There are a few misconceptions about fluorescent lighting that keep too many people from turning lights off to save energy. The first misconception is that it takes more energy to start a fluorescent lighting than it takes to run it. The second misconception is that turning fluorescent lighting off and on will wear it out right away. Like many of our myths about energy, there is a small amount of truth in the belief.
Should I Leave My Fluorescent Lighting Running To Save Energy?
Misconception #1: It takes more energy to start fluorescent lighting than it does to run it, so leave the lights on all the time to save money on your electric bill.
Reality: When you turn on a fluorescent light bulb (correctly called a “lamp”), there is a very brief jump in current when the ballast charges the cathodes and causes the lamp to start. This inrush of current can be many times greater than the normal operating current of the lamp. However, the spike of current draw normally lasts no longer than 1/10th of a second, and draws the equivalent of about 5 seconds of normal operation. So, if you turn your fluorescent lighting off and on more frequently than every 5 seconds, you will use more power than normal. So, normal switching off fluorescent lamps has very, very, very little effect on a power bill.
Misconception #2: Turning fluorescent lamps off and on wears them out right away.
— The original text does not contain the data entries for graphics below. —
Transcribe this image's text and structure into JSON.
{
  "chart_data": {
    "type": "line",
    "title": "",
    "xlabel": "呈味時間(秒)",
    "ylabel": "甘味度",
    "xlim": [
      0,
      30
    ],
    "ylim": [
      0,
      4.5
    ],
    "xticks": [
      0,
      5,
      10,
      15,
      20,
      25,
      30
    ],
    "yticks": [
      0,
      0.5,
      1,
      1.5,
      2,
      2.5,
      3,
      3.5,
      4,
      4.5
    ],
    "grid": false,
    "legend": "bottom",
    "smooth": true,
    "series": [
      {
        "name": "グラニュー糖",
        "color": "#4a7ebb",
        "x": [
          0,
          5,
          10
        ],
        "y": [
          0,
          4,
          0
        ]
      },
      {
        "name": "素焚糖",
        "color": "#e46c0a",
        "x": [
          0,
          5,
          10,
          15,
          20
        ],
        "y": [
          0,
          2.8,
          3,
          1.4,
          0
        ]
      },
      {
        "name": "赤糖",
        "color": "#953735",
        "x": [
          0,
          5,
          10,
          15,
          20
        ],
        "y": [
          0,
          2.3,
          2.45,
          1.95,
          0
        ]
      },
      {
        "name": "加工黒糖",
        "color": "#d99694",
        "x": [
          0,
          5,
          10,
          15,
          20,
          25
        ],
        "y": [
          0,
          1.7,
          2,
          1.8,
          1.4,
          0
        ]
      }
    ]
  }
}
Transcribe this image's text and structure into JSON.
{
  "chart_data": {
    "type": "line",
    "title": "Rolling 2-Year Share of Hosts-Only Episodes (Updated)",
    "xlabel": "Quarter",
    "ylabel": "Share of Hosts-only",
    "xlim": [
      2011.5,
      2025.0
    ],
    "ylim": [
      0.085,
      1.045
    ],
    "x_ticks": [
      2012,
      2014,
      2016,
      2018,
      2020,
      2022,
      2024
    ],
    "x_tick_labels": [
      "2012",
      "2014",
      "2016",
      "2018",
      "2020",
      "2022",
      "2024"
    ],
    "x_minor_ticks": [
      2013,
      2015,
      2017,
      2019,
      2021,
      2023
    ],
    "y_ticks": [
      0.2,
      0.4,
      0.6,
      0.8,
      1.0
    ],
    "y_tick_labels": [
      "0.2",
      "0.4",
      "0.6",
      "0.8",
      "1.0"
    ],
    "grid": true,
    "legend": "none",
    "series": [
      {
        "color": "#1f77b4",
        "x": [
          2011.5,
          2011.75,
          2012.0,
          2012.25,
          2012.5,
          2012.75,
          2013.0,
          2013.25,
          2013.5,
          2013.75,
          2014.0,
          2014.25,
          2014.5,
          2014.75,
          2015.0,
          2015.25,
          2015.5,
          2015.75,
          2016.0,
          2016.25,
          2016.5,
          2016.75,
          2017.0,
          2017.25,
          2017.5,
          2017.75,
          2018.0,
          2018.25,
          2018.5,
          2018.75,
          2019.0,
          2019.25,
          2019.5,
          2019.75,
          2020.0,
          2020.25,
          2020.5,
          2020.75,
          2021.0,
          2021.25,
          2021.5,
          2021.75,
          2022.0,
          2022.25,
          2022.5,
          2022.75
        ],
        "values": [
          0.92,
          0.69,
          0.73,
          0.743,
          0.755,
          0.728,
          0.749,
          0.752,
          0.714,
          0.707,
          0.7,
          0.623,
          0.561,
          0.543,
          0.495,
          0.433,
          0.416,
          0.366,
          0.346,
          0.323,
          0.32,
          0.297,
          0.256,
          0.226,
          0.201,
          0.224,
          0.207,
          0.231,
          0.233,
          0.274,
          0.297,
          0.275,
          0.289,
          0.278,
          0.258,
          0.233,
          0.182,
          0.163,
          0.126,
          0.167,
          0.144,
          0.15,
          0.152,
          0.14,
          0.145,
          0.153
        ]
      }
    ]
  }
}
Reality: Electric lights have a published rating for expected life. This rating is in the hundreds of hours for many incandescent lights, and in the thousands of hours for most fluorescents. Fluorescent lights have a life rating based on how many hours they are left on every time they are turned on. This is usually referred to as “burn time”, and for fluorescent lights the burn time is three hours.
Every time fluorescent lighting is turned on, a tiny amount of the coating on the electrodes is burned off. Eventually, enough coating is burned off, and the lamp fails to start. Most full-size fluorescent lamps are rated to last 20,000 hours when left on for 3 hours every time they are turned on. This means that the lamp has roughly 6,667 starts available to use up. (20,000/3 = 6,667)
Longer burns extend lamp life. If you “burn” your fluorescent lamps shorter than 3 hours per start, you use up your potential starts faster. If you “burn” them longer than 3 hours per start, you use up your starts more slowly. However, you are paying energy costs for the operating time of the lamps, and the most efficient lamp is the one that is not on when it is not needed.
But longer burns use more energy. Operating a light when it is not needed is simply spending money for no purpose. Today’s rapidly rising electric rates mandate that every building becomes leaner with energy use to control costs.
Find the trade off point.
There is a point where the amount of money you save from turning off the light exceeds the cost of reducing lamp life by more frequent starts. As energy rates go higher, that time becomes shorter. If you pay less than a nickel per kilowatt hour, your turning-off point would be longer.
The kind of ballast you use may make a difference if you turn your fluorescent lighting off frequently. There are three different kinds of electronic ballasts: instant start; rapid start; and programmed start. Which one you use can influence your choice of how frequently to switch off your fluorescent lights. Check with your ballast supplier.